Permitted professions
Partners may be individuals performing professions of public trust. The statute lists professions such as attorney‑at‑law, architect, physician, notary, legal adviser, accountant, physiotherapist, statutory auditor, tax adviser, broker, nurse, property appraiser or sworn translator. The catalogue includes professions requiring high qualifications and responsibility.
Application of general partnership rules
In matters not regulated, the rules governing a general partnership apply. This concerns the functioning, representation and liability of the partnership. Exceptions arise from specific provisions on professional partnerships. This ensures consistency within the legal framework.
Partnership name
The name of a professional partnership must include the surname of at least one partner. It must also include the designation “and partner”, “and partners” or “professional partnership”. It must indicate the regulated profession performed in the partnership. The abbreviation “sp.p.” may be used in business dealings. These designations are reserved exclusively for professional partnerships.
Elements of the agreement
The partnership agreement must specify the regulated profession performed by the partners. It must indicate the scope of business activity and the partners who bear unlimited liability if required by law. It should also identify partners authorized to represent the partnership. The agreement must include the name, registered office, duration and contributions of each partner. The agreement forms the legal foundation of the partnership.
Form of the agreement
The partnership agreement must be made in writing. Failure to observe the written form results in invalidity. This requirement ensures legal certainty and protects the partners. A written agreement clearly defines the rules of cooperation.
Registration with the court
The registration application must include the name, registered office and address of the partnership. It must also list the partners and the regulated profession performed. It must specify the business activity and the persons authorized to represent the partnership. Documents confirming each partner’s professional qualifications must be attached. Any changes to the registered data must be reported to the court.

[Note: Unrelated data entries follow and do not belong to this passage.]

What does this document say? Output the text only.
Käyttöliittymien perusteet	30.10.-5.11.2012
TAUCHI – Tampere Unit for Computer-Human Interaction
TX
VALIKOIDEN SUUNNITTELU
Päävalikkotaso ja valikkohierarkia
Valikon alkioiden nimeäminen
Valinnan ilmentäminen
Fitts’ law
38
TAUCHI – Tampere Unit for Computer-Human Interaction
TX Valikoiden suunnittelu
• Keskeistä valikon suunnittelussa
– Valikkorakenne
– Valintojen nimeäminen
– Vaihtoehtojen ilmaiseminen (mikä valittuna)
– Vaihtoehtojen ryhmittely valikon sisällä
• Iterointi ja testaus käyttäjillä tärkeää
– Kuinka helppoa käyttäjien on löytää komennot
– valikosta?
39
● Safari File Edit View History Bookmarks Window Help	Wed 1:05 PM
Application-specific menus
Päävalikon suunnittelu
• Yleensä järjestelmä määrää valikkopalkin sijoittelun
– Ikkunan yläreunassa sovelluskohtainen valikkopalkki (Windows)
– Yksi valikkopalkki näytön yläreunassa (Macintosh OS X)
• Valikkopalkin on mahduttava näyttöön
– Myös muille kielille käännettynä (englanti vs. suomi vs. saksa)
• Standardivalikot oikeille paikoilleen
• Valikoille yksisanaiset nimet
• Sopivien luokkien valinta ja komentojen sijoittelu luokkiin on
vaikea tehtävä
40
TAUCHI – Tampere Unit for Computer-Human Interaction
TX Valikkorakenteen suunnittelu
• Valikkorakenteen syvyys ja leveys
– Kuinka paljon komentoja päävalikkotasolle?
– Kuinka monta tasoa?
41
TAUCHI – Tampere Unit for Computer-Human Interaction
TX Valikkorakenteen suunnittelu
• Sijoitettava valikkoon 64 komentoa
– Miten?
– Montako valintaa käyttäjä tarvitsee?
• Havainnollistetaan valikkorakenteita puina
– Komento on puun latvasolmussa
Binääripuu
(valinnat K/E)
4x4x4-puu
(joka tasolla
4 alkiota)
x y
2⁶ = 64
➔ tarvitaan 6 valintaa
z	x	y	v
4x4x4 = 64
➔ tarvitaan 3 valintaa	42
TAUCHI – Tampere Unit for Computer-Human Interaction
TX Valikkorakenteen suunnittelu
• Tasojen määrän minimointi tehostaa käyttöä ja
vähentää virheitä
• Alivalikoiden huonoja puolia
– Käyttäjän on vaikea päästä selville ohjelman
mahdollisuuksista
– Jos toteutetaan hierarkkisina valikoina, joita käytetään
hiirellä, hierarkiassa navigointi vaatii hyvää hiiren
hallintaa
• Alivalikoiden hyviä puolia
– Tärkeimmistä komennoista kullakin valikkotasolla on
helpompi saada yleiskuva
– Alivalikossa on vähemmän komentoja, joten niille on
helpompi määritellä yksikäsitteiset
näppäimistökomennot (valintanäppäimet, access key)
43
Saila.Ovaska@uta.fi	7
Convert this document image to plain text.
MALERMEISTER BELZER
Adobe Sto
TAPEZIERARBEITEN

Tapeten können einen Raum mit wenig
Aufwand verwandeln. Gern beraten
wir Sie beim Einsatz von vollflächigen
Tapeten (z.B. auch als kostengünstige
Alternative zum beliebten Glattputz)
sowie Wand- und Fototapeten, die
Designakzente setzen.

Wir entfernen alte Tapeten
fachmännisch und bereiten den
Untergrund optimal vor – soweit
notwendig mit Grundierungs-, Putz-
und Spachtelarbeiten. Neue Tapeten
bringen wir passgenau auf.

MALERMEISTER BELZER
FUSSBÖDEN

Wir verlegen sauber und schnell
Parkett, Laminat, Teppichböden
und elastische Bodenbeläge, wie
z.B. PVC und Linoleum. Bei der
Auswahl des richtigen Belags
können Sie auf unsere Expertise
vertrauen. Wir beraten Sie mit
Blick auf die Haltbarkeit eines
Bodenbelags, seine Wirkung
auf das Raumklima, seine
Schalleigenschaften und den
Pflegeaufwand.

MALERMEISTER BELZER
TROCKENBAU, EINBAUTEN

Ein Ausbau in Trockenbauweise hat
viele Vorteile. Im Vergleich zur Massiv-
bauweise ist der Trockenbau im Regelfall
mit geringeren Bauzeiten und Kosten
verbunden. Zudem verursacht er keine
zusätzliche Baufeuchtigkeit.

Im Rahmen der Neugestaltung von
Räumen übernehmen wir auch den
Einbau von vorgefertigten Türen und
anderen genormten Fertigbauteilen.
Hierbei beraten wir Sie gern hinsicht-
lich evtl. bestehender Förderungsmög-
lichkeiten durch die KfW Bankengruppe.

Formation of the partnership
A professional partnership is formed upon its entry into the register. The entry has a constitutive effect. Only from that moment does the partnership operate as a separate legal entity. Registration completes the process of establishing the partnership.
Liability of partners
A partner is not liable for obligations arising from the professional activities of other partners. A partner is also not liable for acts of employees supervised by another partner. The agreement may, however, provide that some partners accept liability similar to that of partners in a general partnership. This allows the scope of liability to be tailored to the needs of the partnership.
Representation of the partnership
Each partner may represent the partnership independently. The agreement may modify this rule. A partner may be deprived of the right of representation only for important reasons by a resolution adopted by a three‑quarters majority. The resolution becomes effective upon registration. Representation rules are essential for legal certainty in business dealings.
Management board of the partnership
The agreement may provide for the appointment of a management board. In such a case, the rules on partner representation do not apply. The management board is subject to the provisions governing capital companies. At least one partner must be a member of the management board. A third party may also serve as a board member. This solution allows for a more complex management structure.